In case you were worried, former Time magazine staffer Jay Carney has "had very little trouble adapting" to his job as Vice President Biden's director of communications. From a recent interview with Washington Post's Mary Ann Akers published in the March 12 paper:
[Akers]: You left journalism after 20 years with Time. How is life on the other side?
Carney: It's great. I have had very little trouble adapting to this new role, which is completely different from what I was doing before.
Carney also insisted that while he was just sort of swept into the Obama administration during the post-election transition period, he never was a leg-thrilling puddle of drool like others in the media:
[Akers]: During the campaign, were you ever swept up in Obamamania?
Carney: I wasn't personally, I was impressed by and believed in what then-Senator Obama was saying during the campaign and what his program was, and also have long admired Joe Biden. It was something I never expected to happen, but it kind of happened very quickly after the election. And here I am.
Without getting into specifics -- such as his boss recently forgetting the Web site "number" for Recovery.gov -- Akers mentioned Biden's "having a little bit of foot-in-mouth syndrome" before asking how it was for going for Carney working to "keep his [Biden's] foot out of his mouth[?]"
Carney dutifully answered that his boss's problem was that "most of what people attribute to him as being gaffes are really examples of his candor.
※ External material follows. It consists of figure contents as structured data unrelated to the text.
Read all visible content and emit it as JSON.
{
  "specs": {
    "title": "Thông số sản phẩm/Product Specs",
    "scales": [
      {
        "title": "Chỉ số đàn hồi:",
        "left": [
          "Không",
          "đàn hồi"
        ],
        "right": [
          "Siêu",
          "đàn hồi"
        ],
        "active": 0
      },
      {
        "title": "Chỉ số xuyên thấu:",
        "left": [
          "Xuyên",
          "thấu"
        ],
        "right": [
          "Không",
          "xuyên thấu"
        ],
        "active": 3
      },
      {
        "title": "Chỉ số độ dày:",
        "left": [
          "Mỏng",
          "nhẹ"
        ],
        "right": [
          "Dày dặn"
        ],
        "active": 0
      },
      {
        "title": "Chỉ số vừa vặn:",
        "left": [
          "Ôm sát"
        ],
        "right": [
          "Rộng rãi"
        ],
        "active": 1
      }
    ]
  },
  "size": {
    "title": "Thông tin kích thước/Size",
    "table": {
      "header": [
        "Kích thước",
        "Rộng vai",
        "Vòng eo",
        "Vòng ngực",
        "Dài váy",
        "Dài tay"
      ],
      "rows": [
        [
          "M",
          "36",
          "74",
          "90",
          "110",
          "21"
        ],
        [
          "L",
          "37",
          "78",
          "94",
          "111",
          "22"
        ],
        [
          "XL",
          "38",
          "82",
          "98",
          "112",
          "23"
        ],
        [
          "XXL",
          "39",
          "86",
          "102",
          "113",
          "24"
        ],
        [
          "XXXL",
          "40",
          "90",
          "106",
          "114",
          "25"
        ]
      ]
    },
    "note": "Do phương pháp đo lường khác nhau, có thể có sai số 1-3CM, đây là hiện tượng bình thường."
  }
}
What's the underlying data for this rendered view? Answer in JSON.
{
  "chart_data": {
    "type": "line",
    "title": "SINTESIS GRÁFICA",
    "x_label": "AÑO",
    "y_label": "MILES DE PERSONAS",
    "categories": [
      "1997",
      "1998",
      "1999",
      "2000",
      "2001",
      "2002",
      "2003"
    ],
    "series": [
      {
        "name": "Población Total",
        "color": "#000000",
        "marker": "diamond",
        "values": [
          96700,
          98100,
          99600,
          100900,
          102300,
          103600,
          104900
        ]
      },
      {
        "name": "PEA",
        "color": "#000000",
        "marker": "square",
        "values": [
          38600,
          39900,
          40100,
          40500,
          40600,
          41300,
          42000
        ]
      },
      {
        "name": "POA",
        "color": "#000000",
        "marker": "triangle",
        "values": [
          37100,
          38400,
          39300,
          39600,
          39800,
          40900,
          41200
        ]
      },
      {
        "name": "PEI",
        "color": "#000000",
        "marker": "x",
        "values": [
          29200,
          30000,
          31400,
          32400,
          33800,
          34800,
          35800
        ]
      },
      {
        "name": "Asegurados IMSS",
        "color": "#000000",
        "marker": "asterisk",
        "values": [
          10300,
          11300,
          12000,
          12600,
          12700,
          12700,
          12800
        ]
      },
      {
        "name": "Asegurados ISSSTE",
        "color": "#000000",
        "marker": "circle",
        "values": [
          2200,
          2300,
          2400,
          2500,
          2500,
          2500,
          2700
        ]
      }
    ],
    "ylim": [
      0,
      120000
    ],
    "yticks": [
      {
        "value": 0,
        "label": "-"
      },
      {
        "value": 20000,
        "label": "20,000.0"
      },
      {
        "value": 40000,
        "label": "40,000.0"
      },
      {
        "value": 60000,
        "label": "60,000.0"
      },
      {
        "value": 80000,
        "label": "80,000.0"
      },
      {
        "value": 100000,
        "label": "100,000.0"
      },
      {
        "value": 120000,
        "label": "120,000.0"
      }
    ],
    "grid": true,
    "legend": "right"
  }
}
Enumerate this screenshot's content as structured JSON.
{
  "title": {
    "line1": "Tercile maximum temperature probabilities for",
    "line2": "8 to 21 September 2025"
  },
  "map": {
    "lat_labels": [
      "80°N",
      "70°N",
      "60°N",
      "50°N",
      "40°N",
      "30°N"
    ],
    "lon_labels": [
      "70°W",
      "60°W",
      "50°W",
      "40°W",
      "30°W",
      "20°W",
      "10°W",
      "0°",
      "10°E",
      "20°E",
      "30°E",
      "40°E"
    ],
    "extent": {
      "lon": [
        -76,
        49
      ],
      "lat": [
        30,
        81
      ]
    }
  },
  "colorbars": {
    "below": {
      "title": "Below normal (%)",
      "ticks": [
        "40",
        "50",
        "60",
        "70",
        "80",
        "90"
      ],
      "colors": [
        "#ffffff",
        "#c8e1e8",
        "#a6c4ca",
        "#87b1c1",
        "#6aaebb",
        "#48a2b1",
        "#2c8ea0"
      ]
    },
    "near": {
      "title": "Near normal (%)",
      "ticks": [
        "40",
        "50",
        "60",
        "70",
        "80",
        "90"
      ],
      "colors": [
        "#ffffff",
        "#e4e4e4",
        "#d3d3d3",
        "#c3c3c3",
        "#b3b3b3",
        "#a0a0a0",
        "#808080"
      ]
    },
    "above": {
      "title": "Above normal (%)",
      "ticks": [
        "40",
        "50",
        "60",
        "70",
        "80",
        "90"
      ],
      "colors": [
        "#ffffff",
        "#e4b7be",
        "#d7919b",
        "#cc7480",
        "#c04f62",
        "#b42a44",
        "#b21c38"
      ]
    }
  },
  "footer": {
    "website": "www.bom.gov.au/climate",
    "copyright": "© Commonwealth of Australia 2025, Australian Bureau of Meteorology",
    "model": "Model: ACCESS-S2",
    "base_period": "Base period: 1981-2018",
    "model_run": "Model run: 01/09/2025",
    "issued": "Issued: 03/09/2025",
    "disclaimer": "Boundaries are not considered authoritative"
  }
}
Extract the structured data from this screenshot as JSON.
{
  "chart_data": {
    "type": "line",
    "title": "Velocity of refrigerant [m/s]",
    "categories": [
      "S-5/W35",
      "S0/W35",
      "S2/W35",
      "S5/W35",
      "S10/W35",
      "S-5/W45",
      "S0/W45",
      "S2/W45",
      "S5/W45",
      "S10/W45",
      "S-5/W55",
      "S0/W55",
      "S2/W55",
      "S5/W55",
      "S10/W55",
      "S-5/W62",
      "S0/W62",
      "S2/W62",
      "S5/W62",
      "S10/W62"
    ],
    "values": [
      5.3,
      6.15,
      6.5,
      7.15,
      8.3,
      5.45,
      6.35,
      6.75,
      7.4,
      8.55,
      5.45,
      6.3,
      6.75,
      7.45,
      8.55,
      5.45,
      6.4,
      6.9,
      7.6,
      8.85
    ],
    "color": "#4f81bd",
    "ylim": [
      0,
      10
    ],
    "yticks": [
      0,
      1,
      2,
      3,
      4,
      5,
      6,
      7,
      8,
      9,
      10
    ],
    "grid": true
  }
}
Vice President Biden is not capable of not telling you how he feels."
Oh, it gets better.
Akers asked Carney if he felt fully accepted among the "veteran Democratic loyalists" in the corridors of power in the Obama administration, yet posed no similar corresponding question about journalists who might disapprove of him moving through the revolving door from covering the White House as a journalist to joining a White House as a partisan.